Random: – less frequent use
Records are randomly distributed across all processing nodes.
Like round robin, random partitioning can rebalance the partitions of an input data set to guarantee that each processing node receives an approximately equal-sized partition.
The random partitioning has a slightly higher overhead than round robin because of the extra processing required to calculate a random value for each record.

Range: – rarely used
It divides a dataset into approximately equal-sized partitions, each of which contains records with key columns within a specific range.

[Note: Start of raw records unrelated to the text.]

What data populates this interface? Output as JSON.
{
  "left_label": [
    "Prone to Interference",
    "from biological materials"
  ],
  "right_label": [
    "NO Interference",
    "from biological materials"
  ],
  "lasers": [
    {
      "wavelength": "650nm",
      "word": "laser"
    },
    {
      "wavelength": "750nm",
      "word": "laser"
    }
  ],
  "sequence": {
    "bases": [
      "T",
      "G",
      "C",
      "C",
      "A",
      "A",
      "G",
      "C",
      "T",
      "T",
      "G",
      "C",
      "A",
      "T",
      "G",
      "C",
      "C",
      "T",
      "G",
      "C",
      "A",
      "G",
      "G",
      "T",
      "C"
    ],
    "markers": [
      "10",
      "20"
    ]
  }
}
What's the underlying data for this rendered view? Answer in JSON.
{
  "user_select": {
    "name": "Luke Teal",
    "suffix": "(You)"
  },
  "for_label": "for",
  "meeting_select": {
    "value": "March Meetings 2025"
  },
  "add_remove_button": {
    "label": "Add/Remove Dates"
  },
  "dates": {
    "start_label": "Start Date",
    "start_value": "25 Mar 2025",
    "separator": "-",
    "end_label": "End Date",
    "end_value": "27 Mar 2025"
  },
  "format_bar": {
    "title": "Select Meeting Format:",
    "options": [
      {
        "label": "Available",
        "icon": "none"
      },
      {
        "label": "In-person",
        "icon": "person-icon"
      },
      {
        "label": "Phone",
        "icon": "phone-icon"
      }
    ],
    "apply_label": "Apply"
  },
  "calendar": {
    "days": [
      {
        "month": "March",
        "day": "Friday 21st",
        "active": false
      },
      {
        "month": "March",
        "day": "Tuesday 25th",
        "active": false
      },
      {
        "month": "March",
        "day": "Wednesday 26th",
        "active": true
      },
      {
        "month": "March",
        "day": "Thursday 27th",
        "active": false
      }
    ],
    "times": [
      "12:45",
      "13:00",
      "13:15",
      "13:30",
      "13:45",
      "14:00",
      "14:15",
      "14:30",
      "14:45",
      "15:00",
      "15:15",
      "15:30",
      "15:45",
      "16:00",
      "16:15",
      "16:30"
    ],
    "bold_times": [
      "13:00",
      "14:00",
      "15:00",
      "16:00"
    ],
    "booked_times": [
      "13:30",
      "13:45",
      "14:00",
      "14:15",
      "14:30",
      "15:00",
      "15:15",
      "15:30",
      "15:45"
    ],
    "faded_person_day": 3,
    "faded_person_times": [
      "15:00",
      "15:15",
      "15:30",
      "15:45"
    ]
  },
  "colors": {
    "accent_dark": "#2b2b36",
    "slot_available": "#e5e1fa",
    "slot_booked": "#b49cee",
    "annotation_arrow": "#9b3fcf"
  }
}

It guarantees that all records with same partitioning key values are assigned to the same partition.
Note: In order to use a Range partitioner, a range map has to be made using the ‘Write range map’ stage.

Round robin: – frequently used
The first record goes to the first processing node, the second to the second processing node, and so on. When DataStage reaches the last processing node in the system, it starts over.
This method is useful for resizing partitions of an input data set that are not equal in size.
The round robin method always creates approximately equal-sized partitions. This method is the one normally used when DataStage initially partitions data.

Same: – frequently used
In this partitioning method, records stay on the same processing node as they were in the previous stage; that is, they are not redistributed. Same is the fastest partitioning method.
This is normally the method DataStage uses when passing data between stages in your job(when using “Auto partition”).
Note – It implements the same Partitioning method that is used in the previous stage.